Young entered Ohio State with as much fanfare as any Buckeyes defensive lineman since, well, the Bosas. He showed glimpses of his five-star ability as a freshman and was poised to catapult from that this year.

But he injured his left ankle against Oregon State on a play that he and Bosa hoped to replicate often. Bosa, from the right side, and Young from the left converged on the quarterback. As Bosa made the sack, Young reached to assist and landed awkwardly on his left ankle.

“When I leaned back, it popped,” he said. “The next day I could barely walk on it. I was in treatments the whole day and sweating like it was a whole workout.”

When Young got two sacks the next week, he realized that even at less than 100 percent, he was good enough.

Against Penn State, he had three sacks and the game-clinching tackle on a fourth down. But when his production slipped after that, he grew frustrated. Defensive line coach Larry Johnson helped counsel him through it.
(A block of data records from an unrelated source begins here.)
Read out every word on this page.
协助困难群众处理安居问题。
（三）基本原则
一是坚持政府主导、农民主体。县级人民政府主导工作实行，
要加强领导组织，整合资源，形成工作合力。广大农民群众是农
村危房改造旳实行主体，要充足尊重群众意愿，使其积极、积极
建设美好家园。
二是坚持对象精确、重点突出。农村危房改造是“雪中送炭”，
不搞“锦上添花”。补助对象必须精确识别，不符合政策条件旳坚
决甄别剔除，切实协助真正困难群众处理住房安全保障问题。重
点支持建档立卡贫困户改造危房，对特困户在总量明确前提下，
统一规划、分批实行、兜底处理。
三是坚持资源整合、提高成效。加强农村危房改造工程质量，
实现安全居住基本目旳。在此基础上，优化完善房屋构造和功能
“After the Penn State game, I think everybody expected something crazy every game,” Young said. “That’s what I tried to do. I tried to put it on the line every game. But offenses prepare for defenses, and it’s not going to go like that every game. When I didn’t play the way I wanted to play, I would get down on myself, like every player who wants to be great does. He told me that happens to everybody and I just tried to finish strong.”
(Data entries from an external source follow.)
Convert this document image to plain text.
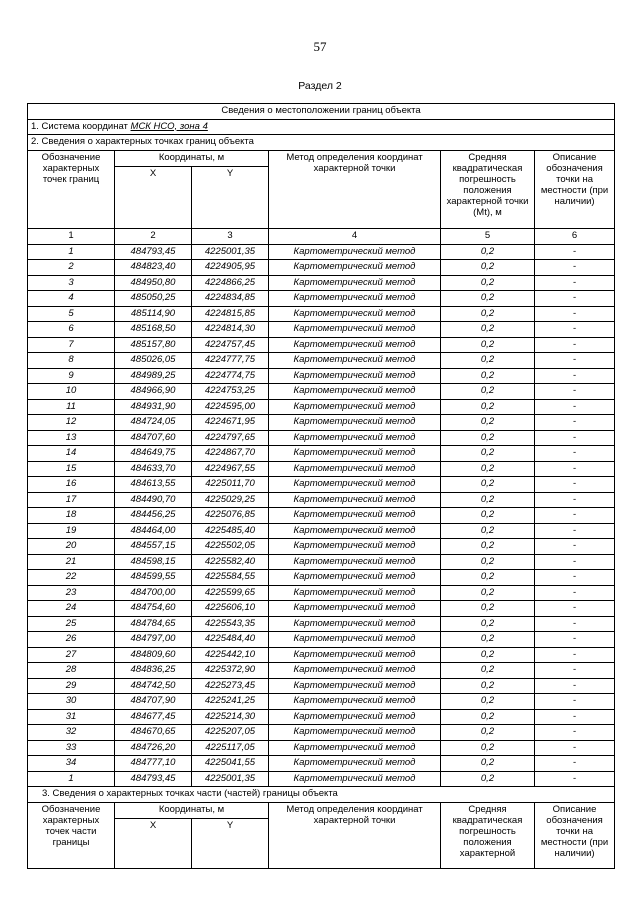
57
Раздел 2
Сведения о местоположении границ объекта					
1. Система координат МСК НСО, зона 4					
2. Сведения о характерных точках границ объекта					
Обозначение характерных точек границ	Координаты, м		Метод определения координат характерной точки	Средняя квадратическая погрешность положения характерной точки (Mt), м	Описание обозначения точки на местности (при наличии)
	X	Y			
1	2	3	4	5	6
1	484793,45	4225001,35	Картометрический метод	0,2	-
2	484823,40	4224905,95	Картометрический метод	0,2	-
3	484950,80	4224866,25	Картометрический метод	0,2	-
4	485050,25	4224834,85	Картометрический метод	0,2	-
5	485114,90	4224815,85	Картометрический метод	0,2	-
6	485168,50	4224814,30	Картометрический метод	0,2	-
7	485157,80	4224757,45	Картометрический метод	0,2	-
8	485026,05	4224777,75	Картометрический метод	0,2	-
9	484989,25	4224774,75	Картометрический метод	0,2	-
10	484966,90	4224753,25	Картометрический метод	0,2	-
11	484931,90	4224595,00	Картометрический метод	0,2	-
12	484724,05	4224671,95	Картометрический метод	0,2	-
13	484707,60	4224797,65	Картометрический метод	0,2	-
14	484649,75	4224867,70	Картометрический метод	0,2	-
15	484633,70	4224967,55	Картометрический метод	0,2	-
16	484613,55	4225011,70	Картометрический метод	0,2	-
17	484490,70	4225029,25	Картометрический метод	0,2	-
18	484456,25	4225076,85	Картометрический метод	0,2	-
19	484464,00	4225485,40	Картометрический метод	0,2	-
20	484557,15	4225502,05	Картометрический метод	0,2	-
21	484598,15	4225582,40	Картометрический метод	0,2	-
22	484599,55	4225584,55	Картометрический метод	0,2	-
23	484700,00	4225599,65	Картометрический метод	0,2	-
24	484754,60	4225606,10	Картометрический метод	0,2	-
25	484784,65	4225543,35	Картометрический метод	0,2	-
26	484797,00	4225484,40	Картометрический метод	0,2	-
27	484809,60	4225442,10	Картометрический метод	0,2	-
28	484836,25	4225372,90	Картометрический метод	0,2	-
29	484742,50	4225273,45	Картометрический метод	0,2	-
30	484707,90	4225241,25	Картометрический метод	0,2	-
31	484677,45	4225214,30	Картометрический метод	0,2	-
32	484670,65	4225207,05	Картометрический метод	0,2	-
33	484726,20	4225117,05	Картометрический метод	0,2	-
34	484777,10	4225041,55	Картометрический метод	0,2	-
1	484793,45	4225001,35	Картометрический метод	0,2	-
3. Сведения о характерных точках части (частей) границы объекта					
Обозначение характерных точек части границы	Координаты, м		Метод определения координат характерной точки	Средняя квадратическая погрешность положения характерной	Описание обозначения точки на местности (при наличии)
	X	Y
His ankle finally started to heal, and he had two sacks against Maryland, one against Michigan and three against Northwestern in the Big Ten championship game. It was the kind of dominance that already has created speculation about Young’s draft ceiling when he is eligible to turn pro after next season. Think high first round.

“Obviously, it’s in your mind, but when you’re here, you can’t think too much about it,” Young said. “You can’t forget that you’re still a college football player. You can’t forget you’re still performing for your scholarship. They say if you worry about that too much, you’re going to lose your focus on where you are right now.”

First is the Rose Bowl, and Young is looking forward to being reunited — off the field — with Bosa, who is training in southern California.

“I’m going to see my guy, for sure,” Young said. “I’ve already hit him up.”

Young said that Bosa, even while apart from the team, would watch video and give him tips.

What did Young reply to Bosa?

“I told him chill, get your body right and make some mill(ion)s,” he said.

Projected to be potentially the top pick of the 2019 draft, Bosa certainly will. Young’s time is coming, too.